I have to decrease max degree of f2, g1, g2
compared to his answer as computing J.variety()
would take probably too much time and I was not patient enough. But was lucky that it worked even with decreased degrees (which of course does not have to work always).
R = PolynomialRing(QQ,3*4-3,'c') # polynomial ring of undetermined coefficients
c = R.gens()
K.<x> = R[] # ring of polynomials in x
expr=-x^3 + 5*x^2 + 3*x + 3 + sqrt(x^2 + 1)*(2*x^3 + x^2 + 3)
kk=(expr).coefficients(sqrt(x^2 + 1))
k1=K(kk[0][0])
k2=K(kk[1][0])
f1 = K(c[:3]) # = c2*x^2 + c1*x + c0
f2 = K(c[3:5])
g1 = K(c[5:7])
g2 = K(c[7:])
# define the system of equations as an ideal:
J = R.ideal( (f1*g1 + f2*g2*(x^2+1) - (k1)).coefficients() + (f1*g2 + f2*g1 - (k2)).coefficients() + [c[0]-1] )
s=J.variety()[0]
factor1=f1.map_coefficients(lambda z: z.subs(s)) + f2.map_coefficients(lambda z: z.subs(s))*sqrt(x^2+1)

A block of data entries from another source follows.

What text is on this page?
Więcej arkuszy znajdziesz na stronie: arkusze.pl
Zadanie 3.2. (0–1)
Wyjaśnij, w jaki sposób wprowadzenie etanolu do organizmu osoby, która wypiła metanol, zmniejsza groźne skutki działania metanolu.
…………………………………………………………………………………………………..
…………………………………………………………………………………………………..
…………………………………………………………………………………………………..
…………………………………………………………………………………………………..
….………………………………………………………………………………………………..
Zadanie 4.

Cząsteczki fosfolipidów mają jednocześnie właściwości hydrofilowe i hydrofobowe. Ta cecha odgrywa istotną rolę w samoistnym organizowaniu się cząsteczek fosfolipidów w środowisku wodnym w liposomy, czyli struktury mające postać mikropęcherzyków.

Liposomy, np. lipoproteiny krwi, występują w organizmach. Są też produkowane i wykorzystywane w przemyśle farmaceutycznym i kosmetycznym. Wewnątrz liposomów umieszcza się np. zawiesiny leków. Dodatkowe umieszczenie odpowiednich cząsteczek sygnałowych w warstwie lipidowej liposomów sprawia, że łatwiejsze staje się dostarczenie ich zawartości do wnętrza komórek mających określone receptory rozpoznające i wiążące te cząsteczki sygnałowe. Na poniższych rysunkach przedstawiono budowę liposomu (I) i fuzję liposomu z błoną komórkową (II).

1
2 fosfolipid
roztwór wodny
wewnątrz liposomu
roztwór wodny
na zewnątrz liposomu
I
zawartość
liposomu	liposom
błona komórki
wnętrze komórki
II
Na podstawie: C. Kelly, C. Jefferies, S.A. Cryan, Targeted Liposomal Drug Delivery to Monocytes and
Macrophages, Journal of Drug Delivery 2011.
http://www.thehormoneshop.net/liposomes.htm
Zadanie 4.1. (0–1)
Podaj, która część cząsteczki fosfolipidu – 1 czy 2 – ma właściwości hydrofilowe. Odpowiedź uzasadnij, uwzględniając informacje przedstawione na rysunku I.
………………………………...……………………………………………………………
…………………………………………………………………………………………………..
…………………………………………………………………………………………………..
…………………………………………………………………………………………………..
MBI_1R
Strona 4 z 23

factor2=g1.map_coefficients(lambda z: z.subs(s)) + g2.map_coefficients(lambda z: z.subs(s))*sqrt(x^2+1)
print("first factor:", factor1)
print("second factor:", factor2)
print("factorization", expr==factor1*factor2)
print("\nVerification that expanded factorization is same as original expression")
print((factor1*factor2).expand().collect(sqrt(x^2 + 1)))
print(expr)
first factor: 2*x^2 + x + sqrt(x^2 + 1) + 1
second factor: sqrt(x^2 + 1)*x - x + 3
factorization -x^3 + 5*x^2 + (2*x^3 + x^2 + 3)*sqrt(x^2 + 1) + 3*x + 3 == (2*x^2 + x + sqrt(x^2 + 1) + 1)*(sqrt(x^2 + 1)*x - x + 3)
Verification that expanded factorization is same as original expression
-x^3 + 5*x^2 + (2*x^3 + x^2 + 3)*sqrt(x^2 + 1) + 3*x + 3
-x^3 + 5*x^2 + (2*x^3 + x^2 + 3)*sqrt(x^2 + 1) + 3*x + 3
Why does it not display one of the Latex lines properly? Even editing does not work properly.
Your expression is already factorized, isn't it? Think of
f1(x)=1
andf2(x)=0
.@MaxAlekseyev Yes, it is in the same way like
x^2 - 1
is already factored because it is(1) * (x^2 - 1)
. But I am interested in nontrivial factorization. For this case it would be(x+1) * (x-1)
. For OP case it would be something with nonzero polynomials.